Attitudes towards same-sex relationships are 'changing'

Gay men holding hands

Attitudes towards same-sex relationships in Northern Ireland have softened, according to researchers at Queen's University Belfast.

A study found 28% of the 1,200 people polled believe gay relationships are "always wrong".

That's down from 76% 25 years ago.

Research also found many people still don't believe gay couples should be allowed to adopt, but young people did show support for gay marriage.

Colin McCrory from Belfast is gay and is hoping to join a civil partnership later this year.

He isn't surprised by the figures and feels life in Northern Ireland is generally accepting of gay people and has never had any trouble.

"A lot of people are more open these days," he said.

"Not only to gays and lesbians but just a lot of things, communities have become more acceptant."

Colin McCrory
Colin says the gay community in Northern Ireland has grown in recent years

He added: "I would say to the 20 odd per cent of people that still think same sex marriage is wrong that times are changing and gay marriage will be legal here sooner or later so there's no point hindering it any longer."

Dr Nicola Carr, who helped carry out the study, said: "Over half of the survey's respondents expressed support for same-sex marriage."

She added that there was still some disapproval of gay adoption and also to lesbians having access to fertility treatment on the same basis as heterosexual women.

They survey also suggested at least one in four people did not believe that a lesbian or gay parent or parents with a child constituted a "family".

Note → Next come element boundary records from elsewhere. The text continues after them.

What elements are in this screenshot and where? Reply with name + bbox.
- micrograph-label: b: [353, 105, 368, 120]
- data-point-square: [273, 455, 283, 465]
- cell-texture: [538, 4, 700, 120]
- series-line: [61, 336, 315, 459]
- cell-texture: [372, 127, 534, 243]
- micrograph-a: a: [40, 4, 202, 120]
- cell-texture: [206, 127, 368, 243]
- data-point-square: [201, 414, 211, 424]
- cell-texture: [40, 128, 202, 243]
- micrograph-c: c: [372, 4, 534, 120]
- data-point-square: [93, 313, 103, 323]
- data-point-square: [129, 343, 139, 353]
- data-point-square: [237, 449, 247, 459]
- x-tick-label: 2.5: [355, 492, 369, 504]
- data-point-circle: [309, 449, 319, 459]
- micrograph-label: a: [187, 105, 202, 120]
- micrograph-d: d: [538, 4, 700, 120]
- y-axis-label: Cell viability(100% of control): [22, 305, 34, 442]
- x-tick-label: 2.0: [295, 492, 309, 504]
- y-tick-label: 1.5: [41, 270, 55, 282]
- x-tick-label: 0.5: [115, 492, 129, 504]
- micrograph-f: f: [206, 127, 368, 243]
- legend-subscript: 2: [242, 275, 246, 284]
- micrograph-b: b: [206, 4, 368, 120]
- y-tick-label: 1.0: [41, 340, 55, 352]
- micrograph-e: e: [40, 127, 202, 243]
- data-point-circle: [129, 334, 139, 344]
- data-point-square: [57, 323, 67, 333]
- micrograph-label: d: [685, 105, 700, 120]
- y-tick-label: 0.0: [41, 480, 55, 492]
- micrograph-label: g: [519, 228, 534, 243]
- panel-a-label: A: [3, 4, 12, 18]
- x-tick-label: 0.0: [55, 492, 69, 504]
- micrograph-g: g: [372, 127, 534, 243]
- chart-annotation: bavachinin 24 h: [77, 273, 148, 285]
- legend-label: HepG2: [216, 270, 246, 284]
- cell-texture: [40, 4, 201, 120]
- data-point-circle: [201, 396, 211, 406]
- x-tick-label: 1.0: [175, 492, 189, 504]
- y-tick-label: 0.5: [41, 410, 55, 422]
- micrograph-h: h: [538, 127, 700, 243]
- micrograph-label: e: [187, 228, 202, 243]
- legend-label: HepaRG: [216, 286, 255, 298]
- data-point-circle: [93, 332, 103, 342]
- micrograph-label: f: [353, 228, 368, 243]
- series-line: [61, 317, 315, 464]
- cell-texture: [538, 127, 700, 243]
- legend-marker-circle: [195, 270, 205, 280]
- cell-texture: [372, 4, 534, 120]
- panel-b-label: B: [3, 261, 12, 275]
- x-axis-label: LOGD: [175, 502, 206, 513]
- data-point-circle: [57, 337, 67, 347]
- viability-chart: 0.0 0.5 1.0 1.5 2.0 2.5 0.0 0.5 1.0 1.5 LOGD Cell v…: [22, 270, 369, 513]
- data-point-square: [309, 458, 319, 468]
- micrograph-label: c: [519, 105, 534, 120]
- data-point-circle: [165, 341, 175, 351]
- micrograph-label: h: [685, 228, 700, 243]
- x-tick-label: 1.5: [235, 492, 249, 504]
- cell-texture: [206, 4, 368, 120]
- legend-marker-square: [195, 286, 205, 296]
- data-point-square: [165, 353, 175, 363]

'Shocking that we're behind'

Men exchange wedding rings

England and Wales will see gay marriage become law in March.

The Scottish Parliament has approved in principle legislation to introduce same-sex marriage, which is opposed by the Church of Scotland and Catholic Church.

The Northern Ireland Assembly is not currently considering any legislation to allow same-sex marriage.

Colin thinks politicians in Northern Ireland are "completely out of touch" and need to get in line with Britain and introduce gay marriage.

"I think it's shocking that we're [Northern Ireland] way behind in the UK," he said.

"I think it's ridiculous when we're a country that is so proud to be part of the UK and we've got our politicians fighting to remaining part of the UK yet we can't follow the same laws that they have."

The survey also found that, in general, females and those aged under 65 were more likely to report positive attitudes to same-sex relationships.

Northern Ireland is generally more religious than the rest of the UK and Colin believes that plays a big part in informing peoples attitudes.

"The 28% that don't agree would be your hard lined 'bible bashers' and the older community who maybe don't understand as much as they don't agree with it."

The findings suggest that while the majority of those who were listed as having no religion (74%) or as Catholic (66%) supported same-sex marriage, less than half (45%) of those defining as Protestant were in support of it.